Standley's segue from Steubenville to Seattle included a sojourn in Denver, Colorado, where he opened a grocery store in the late 1800s. Many times, he would provide groceries to Navajo and other Native customers who would barter with baskets, tools and other goods. He decorated his shop with those items and found that people wanted to buy them. Soon he had collected so many interesting items, there was hardly any room for the groceries. So began the flicker that became the flame.


By the end of the 19th century, Standley's wife was in declining health. Looking for someplace more temperate than the mile high city, Standley found Seattle. He settled in the budding town on Puget Sound at a time when the West was still a frontier, the Klondike gold rush was just beginning to wind down, and America's obsession with owning all things "exotic" was cranking up. The year was 1899.


Seattle was a very different place in those days, as evidenced in this view of Mount Rainier from 1900 (courtesy Museum of History and Industry), overlooking downtown Seattle and Beacon Hill. Pioneer Square is at the bottom right.
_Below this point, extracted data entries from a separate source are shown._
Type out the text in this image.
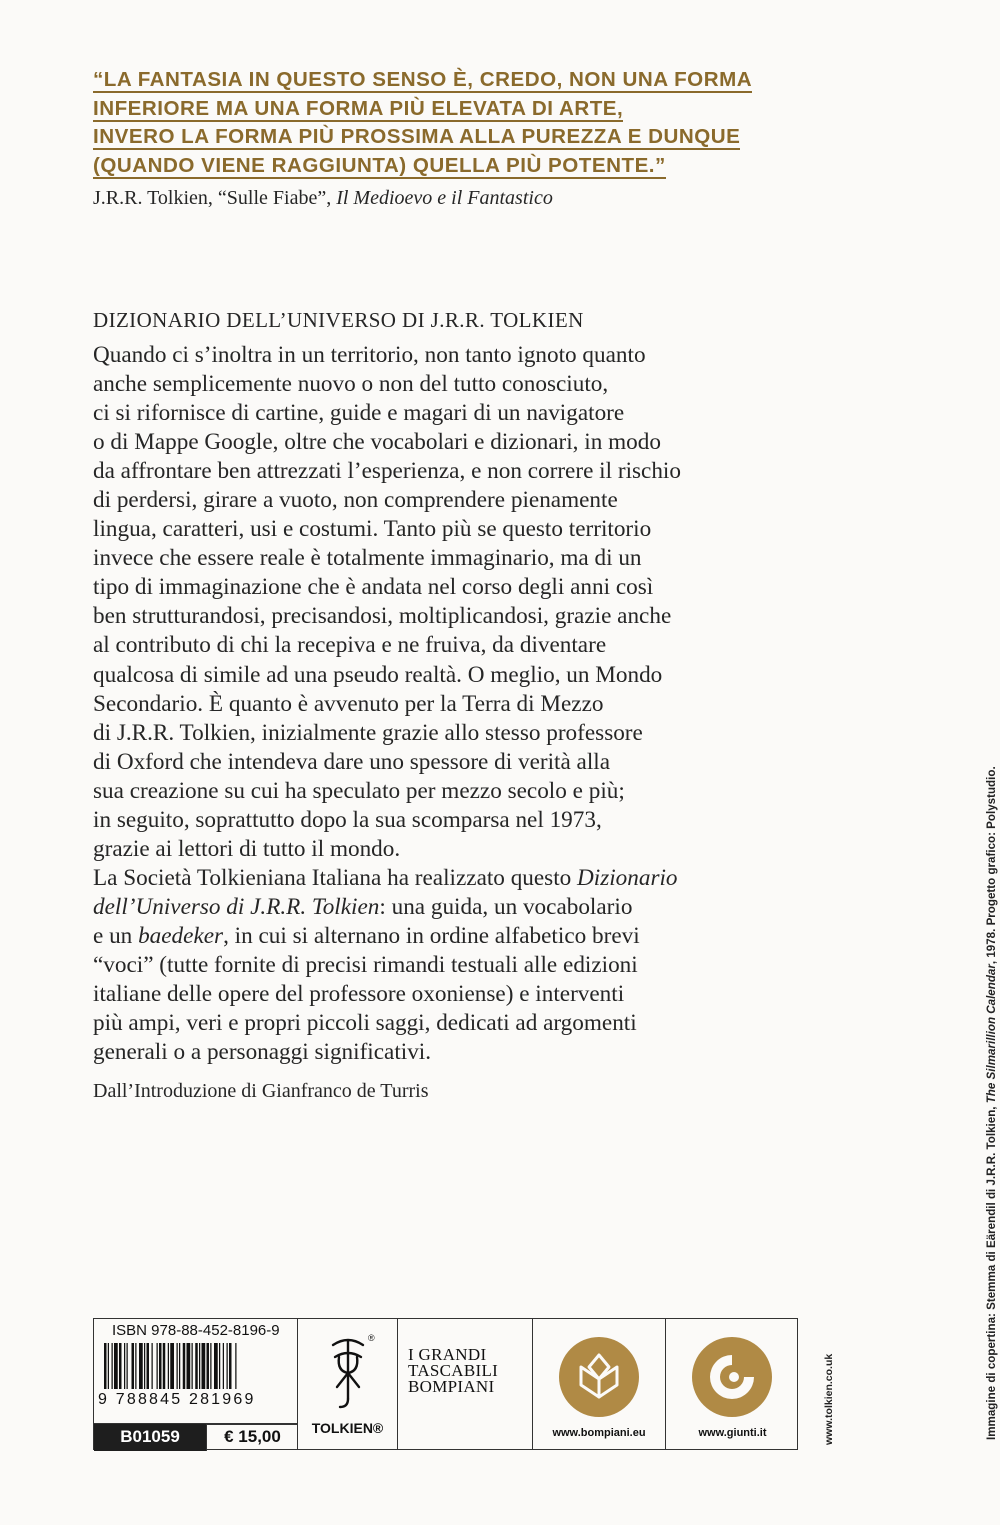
“LA FANTASIA IN QUESTO SENSO È, CREDO, NON UNA FORMA
INFERIORE MA UNA FORMA PIÙ ELEVATA DI ARTE,
INVERO LA FORMA PIÙ PROSSIMA ALLA PUREZZA E DUNQUE
(QUANDO VIENE RAGGIUNTA) QUELLA PIÙ POTENTE.”
J.R.R. Tolkien, “Sulle Fiabe”, Il Medioevo e il Fantastico
DIZIONARIO DELL’UNIVERSO DI J.R.R. TOLKIEN
Quando ci s’inoltra in un territorio, non tanto ignoto quanto
anche semplicemente nuovo o non del tutto conosciuto,
ci si rifornisce di cartine, guide e magari di un navigatore
o di Mappe Google, oltre che vocabolari e dizionari, in modo
da affrontare ben attrezzati l’esperienza, e non correre il rischio
di perdersi, girare a vuoto, non comprendere pienamente
lingua, caratteri, usi e costumi. Tanto più se questo territorio
invece che essere reale è totalmente immaginario, ma di un
tipo di immaginazione che è andata nel corso degli anni così
ben strutturandosi, precisandosi, moltiplicandosi, grazie anche
al contributo di chi la recepiva e ne fruiva, da diventare
qualcosa di simile ad una pseudo realtà. O meglio, un Mondo
Secondario. È quanto è avvenuto per la Terra di Mezzo
di J.R.R. Tolkien, inizialmente grazie allo stesso professore
di Oxford che intendeva dare uno spessore di verità alla
sua creazione su cui ha speculato per mezzo secolo e più;
in seguito, soprattutto dopo la sua scomparsa nel 1973,
grazie ai lettori di tutto il mondo.
La Società Tolkieniana Italiana ha realizzato questo Dizionario
dell’Universo di J.R.R. Tolkien: una guida, un vocabolario
e un baedeker, in cui si alternano in ordine alfabetico brevi
“voci” (tutte fornite di precisi rimandi testuali alle edizioni
italiane delle opere del professore oxoniense) e interventi
più ampi, veri e propri piccoli saggi, dedicati ad argomenti
generali o a personaggi significativi.
Dall’Introduzione di Gianfranco de Turris
Immagine di copertina: Stemma di Eärendil di J.R.R. Tolkien, The Silmarillion Calendar, 1978. Progetto grafico: Polystudio.
www.tolkien.co.uk
ISBN 978-88-452-8196-9
9 788845 281969
B01059	€ 15,00
®
TOLKIEN®
I GRANDI
TASCABILI
BOMPIANI
www.bompiani.eu	www.giunti.it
This was just a decade after a massive fire destroyed so much of downtown and the waterfront that it was decided to rebuild some 20+ feet above the original street level; wood buildings were banned, brick structures were built, and by 1890 the once-small town became one of the most populous areas in the newly-admitted state.

For forty years, as the proprietor of Ye Olde Curiosity Shop, Standley was known as "Daddy," both for his congenial manner, making customers feel at home, and for his paternal care for Seattle. Standley, like few others in the early years of growth, saw a vision of Seattle that outshone its rough-and-tumble frontier exterior, and he worked his whole life to make that dream a reality for his family's adopted new home. Like a father, fostering the growth and success of a child, Standley constantly advocated for improvements not just along the waterfront, but for all of Seattle and Washington State. He was instrumental in the planning, preparation, promotion, and popularity of the Alaska-Yukon-Pacific Exposition in 1909. The art and artifacts he loaned the AYPE for exhibit in the Alaska House and the Washington State House held such tremendous appeal and value, that most of them were purchased after the Expo for the Museum of the American Indian in New York.


Clearly, there is much more of the story of this colorful character to be told, and we will do so here, in the coming days and weeks. It may have all started with a young boy's neat desk, but "Daddy" certainly became an apt moniker for this man, who made strangers in his shop feel like family, turned a rowdy frontier town into a family home, and built a lasting family legacy from an entrepreneurial spirit and a spark of curiosity for the oddities of the world.